En France, ces chiffres sont tout aussi significatifs et parlants. En janvier 2015, plus de 34 millions de Français se sont connectés quotidiennement à internet depuis deux ou trois supports différents – un ordinateur au domicile sur le lieu de travail, une tablette et, de plus en plus, un smartphone.
Selon les chiffres de la fédération française de la vente à distance, le commerce en ligne des entreprises vers les consommateurs serait en forte croissance et représenterait près de 57 milliards d’euros en 2014, soit plus que le secteur automobile. Le secteur a progressé de 11,5 % par rapport à l’an passé alors que le commerce traditionnel gagnait, lui, seulement 1,1 %.
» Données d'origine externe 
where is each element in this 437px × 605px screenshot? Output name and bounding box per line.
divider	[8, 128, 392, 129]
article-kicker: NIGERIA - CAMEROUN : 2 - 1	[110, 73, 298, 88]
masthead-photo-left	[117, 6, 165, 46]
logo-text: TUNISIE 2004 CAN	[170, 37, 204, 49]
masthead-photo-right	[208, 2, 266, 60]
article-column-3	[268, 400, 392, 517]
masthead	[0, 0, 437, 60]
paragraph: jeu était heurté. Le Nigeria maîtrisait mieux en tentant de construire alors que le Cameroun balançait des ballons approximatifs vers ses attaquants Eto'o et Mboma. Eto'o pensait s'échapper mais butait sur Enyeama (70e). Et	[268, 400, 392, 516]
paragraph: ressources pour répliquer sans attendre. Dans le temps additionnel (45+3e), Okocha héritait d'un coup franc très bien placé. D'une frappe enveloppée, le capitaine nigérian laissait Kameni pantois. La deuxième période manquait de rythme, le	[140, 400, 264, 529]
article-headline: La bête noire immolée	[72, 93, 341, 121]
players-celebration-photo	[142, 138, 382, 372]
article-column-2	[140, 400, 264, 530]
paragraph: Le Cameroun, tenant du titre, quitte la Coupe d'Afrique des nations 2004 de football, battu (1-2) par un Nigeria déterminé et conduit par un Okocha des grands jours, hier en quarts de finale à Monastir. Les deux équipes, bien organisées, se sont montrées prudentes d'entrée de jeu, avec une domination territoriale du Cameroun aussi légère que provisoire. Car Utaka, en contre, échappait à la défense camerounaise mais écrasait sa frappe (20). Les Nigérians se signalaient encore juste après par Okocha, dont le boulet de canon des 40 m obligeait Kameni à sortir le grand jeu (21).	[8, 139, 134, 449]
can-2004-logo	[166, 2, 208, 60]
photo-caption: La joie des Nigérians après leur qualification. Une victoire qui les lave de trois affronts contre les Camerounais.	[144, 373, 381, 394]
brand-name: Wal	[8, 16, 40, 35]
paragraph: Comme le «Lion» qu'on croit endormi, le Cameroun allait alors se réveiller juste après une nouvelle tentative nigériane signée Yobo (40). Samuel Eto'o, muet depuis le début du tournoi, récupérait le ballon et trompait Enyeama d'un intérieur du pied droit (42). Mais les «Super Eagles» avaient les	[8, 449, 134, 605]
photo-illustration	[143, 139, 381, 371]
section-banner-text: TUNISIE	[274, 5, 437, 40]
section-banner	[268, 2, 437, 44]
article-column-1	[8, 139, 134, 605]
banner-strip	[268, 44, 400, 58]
Il paraît désormais urgent d’établir un cadre juridique pertinent permettant de garantir la confiance des Français dans la société numérique.

Telle est l’ambition du présent projet de loi, qui poursuit trois objectifs majeurs.

  • Favoriser la circulation des données et du savoir au bénéfice de la société de la connaissance, à travers l’ouverture des données publiques , la création d’un service public de la donnée, la possibilité d’utiliser le numéro d’inscription au répertoire national d’identification des personnes physiques à des fins statistiques ou de recherche, ou encore la consécration du principe de l’open access dans le domaine de la recherche qui permet à tout chercheur de mettre à disposition du public, par voie numérique, l’ensemble de ses travaux et les données afférentes, après un délai d’embargo.
  • Protéger les citoyens dans la société numérique par le biais de dispositions garantissant un environnement numérique ouvert : neutralité de l’accès à internet, loyauté des plateformes, portabilité des données – et, d’autre part, de mesures en faveur de la protection de la vie privée en ligne dont notamment la reconnaissance d’un droit « chapeau » à disposer librement de ses données personnelles.
  • Garantir l’accès de tous au numérique, à travers l’action des territoires dans le développement du numérique, le renforcement des obligations des opérateurs en matière de couverture mobile, le développement de nouveaux usages comme le recommandé électronique et le paiement par SMS, l’accès des personnes handicapées au numérique et la consécration d’un droit au maintien de la connexion pour les personnes les plus fragiles. En effet, ne plus être connecté revient, pour une famille, à ne plus pouvoir suivre la scolarité des enfants ou à avoir des difficultés pour rester en relation avec des administrations et des services aussi importants la caisse d’allocations familiales par exemple.

Ce projet de loi relève l’ambition de créer un cadre juridique adapté en faveur d’une République numérique, comme en témoignent les droits nouveaux que nous apportons au citoyen ou les avancées qui vont permettre de « booster » l’économie.